Hurricane Ridge Ski and Snowboard Area is one of only three operating ski and snowboard areas in our National Parks. It has 10 trails, two rope tows, one lift, and views as far as the eye can see. While only officially sporting an elevation drop of 800 feet, there are a few backcountry areas where those looking for adventure can find waist deep powder and epic lines. Hurricane Ridge also has a terrain park with natural hits, jumps and rails, set against the glorious panorama of the Olympic Mountains.
Mitch Zenobi, a local to the northern Olympic Peninsula, has been enjoying the powder at Hurricane Ridge since 2009, when he first started snowboarding. On Christmas Eve, 2009, Mitch bought a cheap board at a pawn shop, rented a pair of boots, and hit the Olympic slopes for the first time. After his first run, he was hooked.
“Oh that’s a tough one, there are so many,” Mitch recalled when asked to share his best memory at Hurricane Ridge. “I think my best experience up there was the entire 12/13 season. I didn’t miss a single day of the lifts running, and the road didn’t close once due to bad weather, and there were more powder days than I can count.”
For locals like Mitch Zenobi, Hurricane Ridge helps define the region and the people, especially those looking for more extreme activities in the snowy months.
“It means everything to us.” Mitch shares, when asked about the local community’s relationship with Hurricane Ridge. “Riding snow is our passion, and Hurricane Ridge is our Valhalla. It’s our home away from home. The days we aren’t up there, we count the days until we can be. During the summer, we hope for early snowfall and a long season of good snow and clear roads.”
Recently, I sat down with Mitch to share his perspective of why Hurricane Ridge is so amazing and awesome. He is one of the 4,000 visitors to Hurricane Ridge each winter, and is one of the few that documents, records, and shares his experiences of this forgotten ski and snowboard area with the world. A longboarder during the summer months, and a snowboarder in the winter, Mitch embodies the outdoor passion that is shared by so many who live around Olympic National Park.

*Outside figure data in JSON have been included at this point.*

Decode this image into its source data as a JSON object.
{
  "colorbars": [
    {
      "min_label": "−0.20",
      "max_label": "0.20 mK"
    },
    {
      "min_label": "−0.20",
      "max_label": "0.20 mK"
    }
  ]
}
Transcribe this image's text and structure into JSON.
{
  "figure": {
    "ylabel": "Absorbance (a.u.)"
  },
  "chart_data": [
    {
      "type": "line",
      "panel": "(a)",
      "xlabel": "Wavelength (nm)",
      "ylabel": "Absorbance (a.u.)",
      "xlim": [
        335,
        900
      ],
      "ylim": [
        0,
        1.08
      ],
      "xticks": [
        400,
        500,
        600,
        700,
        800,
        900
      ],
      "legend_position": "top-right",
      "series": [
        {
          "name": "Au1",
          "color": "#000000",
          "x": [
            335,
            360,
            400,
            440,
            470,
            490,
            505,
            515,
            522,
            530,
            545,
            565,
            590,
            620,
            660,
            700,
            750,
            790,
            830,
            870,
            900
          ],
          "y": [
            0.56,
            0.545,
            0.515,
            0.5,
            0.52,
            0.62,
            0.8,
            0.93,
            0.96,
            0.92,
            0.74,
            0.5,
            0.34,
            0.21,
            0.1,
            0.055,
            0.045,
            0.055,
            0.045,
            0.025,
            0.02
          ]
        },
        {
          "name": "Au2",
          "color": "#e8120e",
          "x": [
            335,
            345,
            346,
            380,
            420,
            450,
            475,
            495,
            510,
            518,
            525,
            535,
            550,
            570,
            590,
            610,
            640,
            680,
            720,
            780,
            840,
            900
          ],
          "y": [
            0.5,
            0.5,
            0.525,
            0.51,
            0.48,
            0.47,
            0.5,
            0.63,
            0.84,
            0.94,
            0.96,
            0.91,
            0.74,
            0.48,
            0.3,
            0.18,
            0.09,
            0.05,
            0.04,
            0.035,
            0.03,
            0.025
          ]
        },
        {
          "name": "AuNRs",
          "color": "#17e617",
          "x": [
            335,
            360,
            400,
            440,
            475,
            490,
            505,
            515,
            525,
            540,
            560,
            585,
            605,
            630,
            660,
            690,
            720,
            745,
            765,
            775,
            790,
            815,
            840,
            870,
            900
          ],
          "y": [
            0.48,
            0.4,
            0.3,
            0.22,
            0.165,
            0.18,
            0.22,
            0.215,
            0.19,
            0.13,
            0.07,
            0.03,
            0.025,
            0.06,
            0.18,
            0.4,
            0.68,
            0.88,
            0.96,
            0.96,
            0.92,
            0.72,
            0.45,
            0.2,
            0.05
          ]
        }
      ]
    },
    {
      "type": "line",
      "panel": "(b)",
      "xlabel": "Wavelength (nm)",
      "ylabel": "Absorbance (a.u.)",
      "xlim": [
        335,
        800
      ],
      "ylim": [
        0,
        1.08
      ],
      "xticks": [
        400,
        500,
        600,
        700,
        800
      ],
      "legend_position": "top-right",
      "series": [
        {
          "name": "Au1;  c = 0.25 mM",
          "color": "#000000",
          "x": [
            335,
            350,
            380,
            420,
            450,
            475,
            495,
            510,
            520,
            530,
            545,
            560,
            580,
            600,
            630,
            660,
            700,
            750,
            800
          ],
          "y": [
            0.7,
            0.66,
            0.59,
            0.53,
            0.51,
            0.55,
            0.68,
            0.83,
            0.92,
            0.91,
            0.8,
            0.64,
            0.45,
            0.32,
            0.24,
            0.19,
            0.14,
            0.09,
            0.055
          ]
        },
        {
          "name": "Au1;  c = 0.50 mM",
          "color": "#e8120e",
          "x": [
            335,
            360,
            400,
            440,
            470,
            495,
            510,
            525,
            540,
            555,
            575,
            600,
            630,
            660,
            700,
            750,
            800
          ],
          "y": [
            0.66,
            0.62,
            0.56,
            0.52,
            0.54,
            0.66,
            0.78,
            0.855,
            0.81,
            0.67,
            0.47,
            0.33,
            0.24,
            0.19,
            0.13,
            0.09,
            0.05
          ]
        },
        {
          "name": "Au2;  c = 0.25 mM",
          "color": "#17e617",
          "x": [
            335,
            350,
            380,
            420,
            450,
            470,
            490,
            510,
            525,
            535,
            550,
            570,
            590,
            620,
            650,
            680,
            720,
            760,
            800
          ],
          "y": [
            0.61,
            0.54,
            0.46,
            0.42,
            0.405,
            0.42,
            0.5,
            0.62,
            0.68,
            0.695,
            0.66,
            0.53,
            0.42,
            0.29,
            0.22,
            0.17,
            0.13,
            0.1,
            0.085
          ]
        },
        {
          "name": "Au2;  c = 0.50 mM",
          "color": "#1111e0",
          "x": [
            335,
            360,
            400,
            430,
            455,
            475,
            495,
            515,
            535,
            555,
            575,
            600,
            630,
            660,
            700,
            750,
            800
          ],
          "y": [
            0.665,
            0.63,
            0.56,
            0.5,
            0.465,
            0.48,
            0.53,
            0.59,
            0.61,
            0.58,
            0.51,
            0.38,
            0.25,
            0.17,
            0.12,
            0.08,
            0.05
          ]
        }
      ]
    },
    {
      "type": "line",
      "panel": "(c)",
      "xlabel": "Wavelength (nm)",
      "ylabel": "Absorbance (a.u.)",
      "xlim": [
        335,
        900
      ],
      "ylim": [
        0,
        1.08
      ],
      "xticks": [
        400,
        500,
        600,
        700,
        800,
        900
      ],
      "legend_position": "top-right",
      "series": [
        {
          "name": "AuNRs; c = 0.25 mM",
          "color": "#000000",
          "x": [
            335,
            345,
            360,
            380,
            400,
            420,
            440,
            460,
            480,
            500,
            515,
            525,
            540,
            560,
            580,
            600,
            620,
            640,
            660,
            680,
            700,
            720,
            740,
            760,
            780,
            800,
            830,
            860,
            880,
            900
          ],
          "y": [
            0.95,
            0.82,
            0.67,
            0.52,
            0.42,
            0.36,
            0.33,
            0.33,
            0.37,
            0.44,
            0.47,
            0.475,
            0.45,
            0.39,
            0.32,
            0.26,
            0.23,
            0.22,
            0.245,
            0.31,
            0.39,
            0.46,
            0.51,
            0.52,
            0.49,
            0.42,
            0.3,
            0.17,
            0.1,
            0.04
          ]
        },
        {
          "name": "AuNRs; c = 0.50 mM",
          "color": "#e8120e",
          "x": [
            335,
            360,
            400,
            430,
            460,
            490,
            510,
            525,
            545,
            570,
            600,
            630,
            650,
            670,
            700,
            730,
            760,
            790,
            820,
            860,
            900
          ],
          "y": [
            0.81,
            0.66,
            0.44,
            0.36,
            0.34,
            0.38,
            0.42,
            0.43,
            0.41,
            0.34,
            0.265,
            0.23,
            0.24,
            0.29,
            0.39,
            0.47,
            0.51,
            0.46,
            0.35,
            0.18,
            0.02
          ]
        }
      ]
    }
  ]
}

What makes you want to be on Hurricane Ridge with fresh powder?
Untracked pow lines! Since it’s a small mountain community, you can always find fresh lines to ride.
What are your favorite views?
My utmost favorite view is from the top of Sunrise Ridge where you can see the majestic Olympic Mountains, and overlook the Strait of Juan De Fuca and Canada.
What is the worst experience, aside from days where the road to The Ridge is closed?
I don’t have any. There isn’t a single day, in all the years I’ve been up there, that I’ve had a bad experience.
Is there a run/area that everyone needs to try?
Oh yes. It’s called the Face. You start from the top of Sunrise Ridge and drop the west side down into the poma bowl. I think its about a 1000 ft drop in elevation, and its pure awesome.
Why should people from around the country come to Hurricane Ridge in the winter?
If you were just coming for the sights, the views are breathtaking. Add snow on top of that and you have a playground worthy of the gods. There is endless opportunity for fresh tracks, no lift lines, friendly atmosphere, wonderful hiking trails, back country adventures, sledding/tubing, and it’s an all around great place to be.
Hurricane Ridge is truly a playground of the gods, even more so in the winter. As the trees become weighed down with snow and transform into images from a Dr. Seuss book, the already intoxicatingly beautiful region becomes indescribably perfect. A wintery wonderland, snowshoers and cross-country skiers have over 20 miles of trails to explore, each offering views more breaktaking every mile. High above the trails, daring backcountry skiers and snowboards weave through forests before bombing down bowls packed full of powdery goodness. If you are a lover of snow and want to get away from the more developed ski resorts in the Pacific Northwest, take a trip to Olympic National Park’s Hurricane Ridge Ski Area. Unrivaled views, fresh lines, and all the powder you could ask for are just some of the things waiting for you.